I have a hard time with nostalgia. Sennett’s admission of it on page 2 got my dander up for the rest of the book. Nostalgia has its place in honoring the past and connecting our personal narrative, but memories are capricious and myopic. While the Weberian pyramid of social capatalism may have provided stability, only a small slice of the population had access to it and the other benefits of the day. There have been other times in history that different people have been forced to migrate or develop new skills, and forget their pasts. He himself describes the picture of it with the men from the Great Depression. I understand that he says that they at least had the hope of education for their kids. I don’t know whether the fresh-page way has truly opened doors, but I have to hope that we are on a general trajectory of equity and access for the disenfranchised. I do worry that the focus on potential and personal worth will, as he talks about, make it in fact harder for people without all the resources and privileges to succeed, but I would rather deal with the opportunities and challenges of the present. I feel that Sennett focuses on what was good about the past and what is challenging about the future, with only small notes about the opportunities of the fresh page.

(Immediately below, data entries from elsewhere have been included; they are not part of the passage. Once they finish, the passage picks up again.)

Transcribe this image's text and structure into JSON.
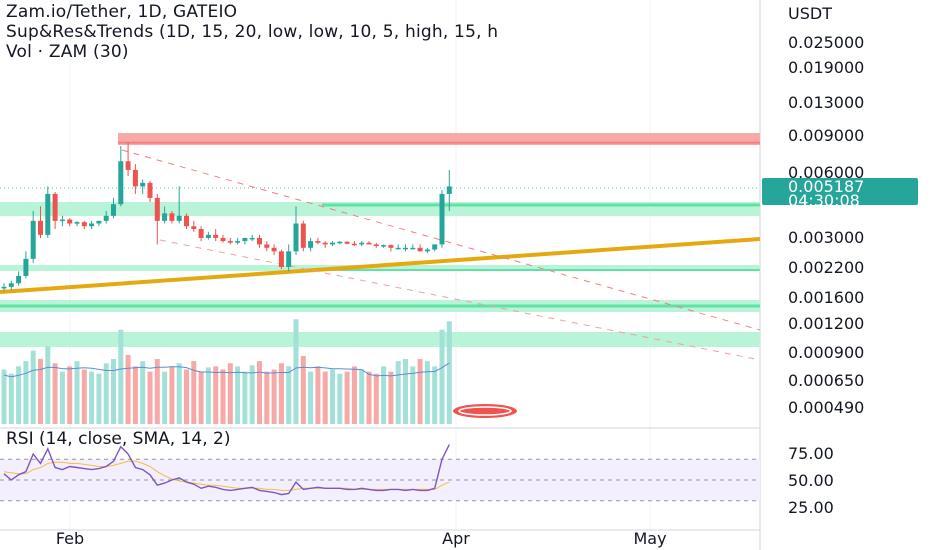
{
  "header": {
    "symbol_line": "Zam.io/Tether, 1D, GATEIO",
    "indicator_line": "Sup&Res&Trends (1D, 15, 20, low, low, 10, 5, high, 15, h",
    "volume_line": "Vol · ZAM (30)"
  },
  "rsi": {
    "legend": "RSI (14, close, SMA, 14, 2)"
  },
  "price_axis": {
    "currency": "USDT",
    "last_price": "0.005187",
    "countdown": "04:30:08"
  },
  "colors": {
    "up": "#26a69a",
    "down": "#ef5350",
    "resistance_zone": "#f7a8a8",
    "support_zone": "#b9f3d8",
    "support_line": "#5fe3a4",
    "trend_line": "#e5a910",
    "rsi_line": "#7e57c2",
    "rsi_ma": "#f0c040",
    "vol_ma": "#5b8dd6"
  },
  "chart_data": [
    {
      "type": "candlestick",
      "price_scale": "log",
      "y_ticks": [
        "0.025000",
        "0.019000",
        "0.013000",
        "0.009000",
        "0.006000",
        "0.003000",
        "0.002200",
        "0.001600",
        "0.001200",
        "0.000900",
        "0.000650",
        "0.000490"
      ],
      "x_ticks": [
        "Feb",
        "Apr",
        "May"
      ],
      "ohlc": [
        [
          0.00175,
          0.00185,
          0.0017,
          0.00178
        ],
        [
          0.00178,
          0.0019,
          0.00172,
          0.00185
        ],
        [
          0.00185,
          0.0021,
          0.0018,
          0.002
        ],
        [
          0.002,
          0.0026,
          0.00195,
          0.0024
        ],
        [
          0.0024,
          0.004,
          0.0023,
          0.0036
        ],
        [
          0.0036,
          0.0042,
          0.003,
          0.0031
        ],
        [
          0.0031,
          0.0052,
          0.003,
          0.0048
        ],
        [
          0.0048,
          0.0049,
          0.0033,
          0.0036
        ],
        [
          0.0036,
          0.0038,
          0.0034,
          0.00365
        ],
        [
          0.00365,
          0.0037,
          0.0034,
          0.0035
        ],
        [
          0.0035,
          0.0036,
          0.0034,
          0.00355
        ],
        [
          0.00355,
          0.0036,
          0.0033,
          0.0034
        ],
        [
          0.0034,
          0.0036,
          0.0033,
          0.0035
        ],
        [
          0.0035,
          0.0036,
          0.0034,
          0.0036
        ],
        [
          0.0036,
          0.004,
          0.0035,
          0.0038
        ],
        [
          0.0038,
          0.0046,
          0.0037,
          0.0043
        ],
        [
          0.0043,
          0.008,
          0.0042,
          0.0068
        ],
        [
          0.0068,
          0.0083,
          0.0058,
          0.0062
        ],
        [
          0.0062,
          0.0066,
          0.0048,
          0.0052
        ],
        [
          0.0052,
          0.0056,
          0.0048,
          0.0054
        ],
        [
          0.0054,
          0.0055,
          0.0044,
          0.0046
        ],
        [
          0.0046,
          0.0048,
          0.0028,
          0.0036
        ],
        [
          0.0036,
          0.0042,
          0.0035,
          0.0039
        ],
        [
          0.0039,
          0.004,
          0.0035,
          0.0036
        ],
        [
          0.0036,
          0.0052,
          0.0035,
          0.0038
        ],
        [
          0.0038,
          0.0039,
          0.0033,
          0.0034
        ],
        [
          0.0034,
          0.0036,
          0.0032,
          0.0033
        ],
        [
          0.0033,
          0.0034,
          0.0029,
          0.003
        ],
        [
          0.003,
          0.0032,
          0.00295,
          0.0031
        ],
        [
          0.0031,
          0.0033,
          0.0029,
          0.003
        ],
        [
          0.003,
          0.0031,
          0.00285,
          0.0029
        ],
        [
          0.0029,
          0.003,
          0.0028,
          0.00285
        ],
        [
          0.00285,
          0.003,
          0.0028,
          0.0029
        ],
        [
          0.0029,
          0.003,
          0.0028,
          0.003
        ],
        [
          0.003,
          0.0031,
          0.0029,
          0.003
        ],
        [
          0.003,
          0.0031,
          0.0027,
          0.0028
        ],
        [
          0.0028,
          0.0029,
          0.0026,
          0.0027
        ],
        [
          0.0027,
          0.0028,
          0.0025,
          0.0026
        ],
        [
          0.0026,
          0.00265,
          0.00215,
          0.0022
        ],
        [
          0.0022,
          0.0028,
          0.0021,
          0.0026
        ],
        [
          0.0026,
          0.0042,
          0.0025,
          0.0035
        ],
        [
          0.0035,
          0.0036,
          0.0026,
          0.0027
        ],
        [
          0.0027,
          0.003,
          0.0026,
          0.0029
        ],
        [
          0.0029,
          0.003,
          0.0028,
          0.00285
        ],
        [
          0.00285,
          0.0029,
          0.0027,
          0.0028
        ],
        [
          0.0028,
          0.0029,
          0.00275,
          0.00285
        ],
        [
          0.00285,
          0.0029,
          0.0028,
          0.00288
        ],
        [
          0.00288,
          0.0029,
          0.0028,
          0.00282
        ],
        [
          0.00282,
          0.0029,
          0.00275,
          0.0028
        ],
        [
          0.0028,
          0.0029,
          0.00275,
          0.00285
        ],
        [
          0.00285,
          0.0029,
          0.0028,
          0.0028
        ],
        [
          0.0028,
          0.00285,
          0.0027,
          0.00275
        ],
        [
          0.00275,
          0.0028,
          0.0027,
          0.00278
        ],
        [
          0.00278,
          0.0028,
          0.0026,
          0.0027
        ],
        [
          0.0027,
          0.0028,
          0.00265,
          0.0027
        ],
        [
          0.0027,
          0.0028,
          0.0026,
          0.0027
        ],
        [
          0.0027,
          0.0028,
          0.00265,
          0.0027
        ],
        [
          0.0027,
          0.0028,
          0.0026,
          0.0026
        ],
        [
          0.0026,
          0.0027,
          0.00255,
          0.00265
        ],
        [
          0.00265,
          0.0028,
          0.0026,
          0.0028
        ],
        [
          0.0028,
          0.005,
          0.0027,
          0.0048
        ],
        [
          0.0048,
          0.0062,
          0.004,
          0.0052
        ]
      ],
      "volume": [
        0.52,
        0.48,
        0.55,
        0.6,
        0.7,
        0.62,
        0.74,
        0.58,
        0.5,
        0.55,
        0.6,
        0.52,
        0.5,
        0.48,
        0.58,
        0.62,
        0.9,
        0.66,
        0.55,
        0.6,
        0.5,
        0.62,
        0.5,
        0.55,
        0.58,
        0.52,
        0.6,
        0.5,
        0.54,
        0.55,
        0.52,
        0.58,
        0.55,
        0.5,
        0.56,
        0.6,
        0.5,
        0.52,
        0.58,
        0.55,
        1.0,
        0.65,
        0.5,
        0.55,
        0.5,
        0.52,
        0.48,
        0.5,
        0.55,
        0.52,
        0.5,
        0.48,
        0.55,
        0.5,
        0.6,
        0.62,
        0.55,
        0.62,
        0.6,
        0.55,
        0.9,
        0.98
      ],
      "rsi": [
        56,
        50,
        55,
        58,
        75,
        66,
        80,
        62,
        60,
        63,
        62,
        61,
        60,
        61,
        63,
        68,
        82,
        75,
        62,
        60,
        55,
        45,
        47,
        50,
        52,
        48,
        46,
        42,
        44,
        43,
        41,
        40,
        41,
        42,
        43,
        40,
        39,
        38,
        36,
        37,
        48,
        41,
        42,
        43,
        42,
        42,
        42,
        41,
        41,
        42,
        41,
        40,
        40,
        41,
        41,
        40,
        41,
        40,
        40,
        42,
        70,
        84
      ],
      "rsi_ma": [
        58,
        57,
        56,
        56,
        60,
        62,
        66,
        67,
        67,
        66,
        66,
        65,
        64,
        63,
        63,
        64,
        66,
        68,
        68,
        66,
        63,
        58,
        54,
        51,
        49,
        48,
        47,
        46,
        45,
        45,
        44,
        43,
        42,
        42,
        42,
        42,
        41,
        41,
        40,
        40,
        41,
        42,
        42,
        42,
        42,
        42,
        42,
        42,
        41,
        41,
        41,
        41,
        41,
        41,
        41,
        41,
        41,
        41,
        41,
        41,
        45,
        48
      ],
      "rsi_ticks": [
        "75.00",
        "50.00",
        "25.00"
      ]
    }
  ]
}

Sennett’s focus on the spector of uselessness generated some interesting questions both in my beliefs and experiences. I grew up in a family that unequivocally adhered to the Puritanical virtue of work, and I realized in reading this how much I subconsciously accuse others, mostly older generations that a struggling in the workplace with an unwillingness or incapacity to learn new skills. This was particularly true of teachers who were resistant to using technology in their classrooms. Was it the specter of uselessness that haunted them? If they tried something new and failed, would it confirm for them that their life’s work, and thus they, were useless? I tend to have the mantra that things are the way they’ve always been, but this fresh-page characterisation of new capitalism makes me wonder. Maybe if I listen to Sennett and choose to value experience, I’ll believe him that this is troubled times, but if I choose potential, then I’ll do what younger generations have always done and stick with my own assessment.